La gente rara vez pide ayuda y no es difícil entenderlo si se toma en cuenta que la tasa de asesinatos es hoy la más alta del mundo. Matones asesinaron a un joven médico en mi cuadra cuando dejó caer accidentalmente su teléfono celular durante un asalto a plena luz del día. Consciente de lo que le pasó al médico, entregué mi bolso entero cuando me asaltaron unos meses después.
Al final de cuentas, la policía me dejó ir unas horas después de haberme arrestado, advirtiéndome que no regresase a Barinas. Me hicieron subir a la misma camioneta negra y me llevaron al aeropuerto. Allí observaron cruzados de brazos cómo abordaba un avión con destino a Caracas.
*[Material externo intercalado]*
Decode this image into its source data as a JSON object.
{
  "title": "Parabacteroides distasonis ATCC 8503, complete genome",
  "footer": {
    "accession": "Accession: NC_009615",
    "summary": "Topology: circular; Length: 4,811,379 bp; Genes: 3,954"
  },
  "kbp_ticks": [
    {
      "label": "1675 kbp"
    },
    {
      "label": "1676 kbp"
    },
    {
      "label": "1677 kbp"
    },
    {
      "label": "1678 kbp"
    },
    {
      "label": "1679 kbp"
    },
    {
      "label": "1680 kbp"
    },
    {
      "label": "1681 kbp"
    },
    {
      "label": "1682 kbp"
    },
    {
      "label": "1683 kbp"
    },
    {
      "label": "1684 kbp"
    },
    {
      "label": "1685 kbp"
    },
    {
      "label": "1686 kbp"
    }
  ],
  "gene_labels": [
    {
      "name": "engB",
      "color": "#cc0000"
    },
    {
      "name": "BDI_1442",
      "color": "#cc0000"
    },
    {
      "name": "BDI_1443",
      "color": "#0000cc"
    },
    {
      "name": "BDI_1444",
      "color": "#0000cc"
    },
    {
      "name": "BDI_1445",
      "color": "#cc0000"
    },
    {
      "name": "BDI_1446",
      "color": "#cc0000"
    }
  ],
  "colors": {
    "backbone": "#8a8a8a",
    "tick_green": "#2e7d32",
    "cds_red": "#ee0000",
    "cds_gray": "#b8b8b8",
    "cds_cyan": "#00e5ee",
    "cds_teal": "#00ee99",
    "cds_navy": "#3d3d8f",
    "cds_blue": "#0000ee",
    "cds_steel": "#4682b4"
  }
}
Cuando recuperé mi teléfono, estaba lleno de mensajes de otros periodistas. Alguien había visto que me llevaban y había hecho correr la voz de que me habían secuestrado. Pedí a mis colegas que no escribiesen nada, temerosa de que me echasen del país si generaba mucha atención.
Quedan apenas uno de cada tres corresponsales extranjeros que había en el 2014 pues el gobierno no concede acreditaciones nuevas. Fui la última periodista estadounidense que recibió una visa para vivir en Caracas.
Este verano decidí irme del país por voluntad propia, y me fui al aeropuerto con valijas llenas, no vacías.
A esta altura debería mencionar los hermosos loros azul y dorado que sobrevuelan la capital. O citar a Gabriel García Márquez, que alguna vez escribió esto sobre Caracas: “Una de las hermosas frustraciones de mi vida es no haberme quedado a vivir para siempre en esa ciudad infernal. Me gusta su gente, a la cual me siento muy parecido, me gustan sus mujeres tiernas y bravas, y me gusta su locura sin límites y su sentido experimental de la vida”. O hablar de la dicha que se siente al toparse inesperadamente con una botella de leche o al tener agua todo el día.
Pero en cambio, pienso en Nubia Gómez, encargada de la limpieza y el mantenimiento del edificio donde vivo y quien lloró cuando le dije que me iba. Hay tanta tristeza debajo de la superficie aquí. La hija de Gómez se fue a España y sus amigos y clientes están también partiendo. Trato de decirle algo reconfortante y comento que las cosas pueden mejorar pronto.
“No, eso no va a suceder”, dice Gómez sollozando. “No va a mejorar. Va a tardar años”.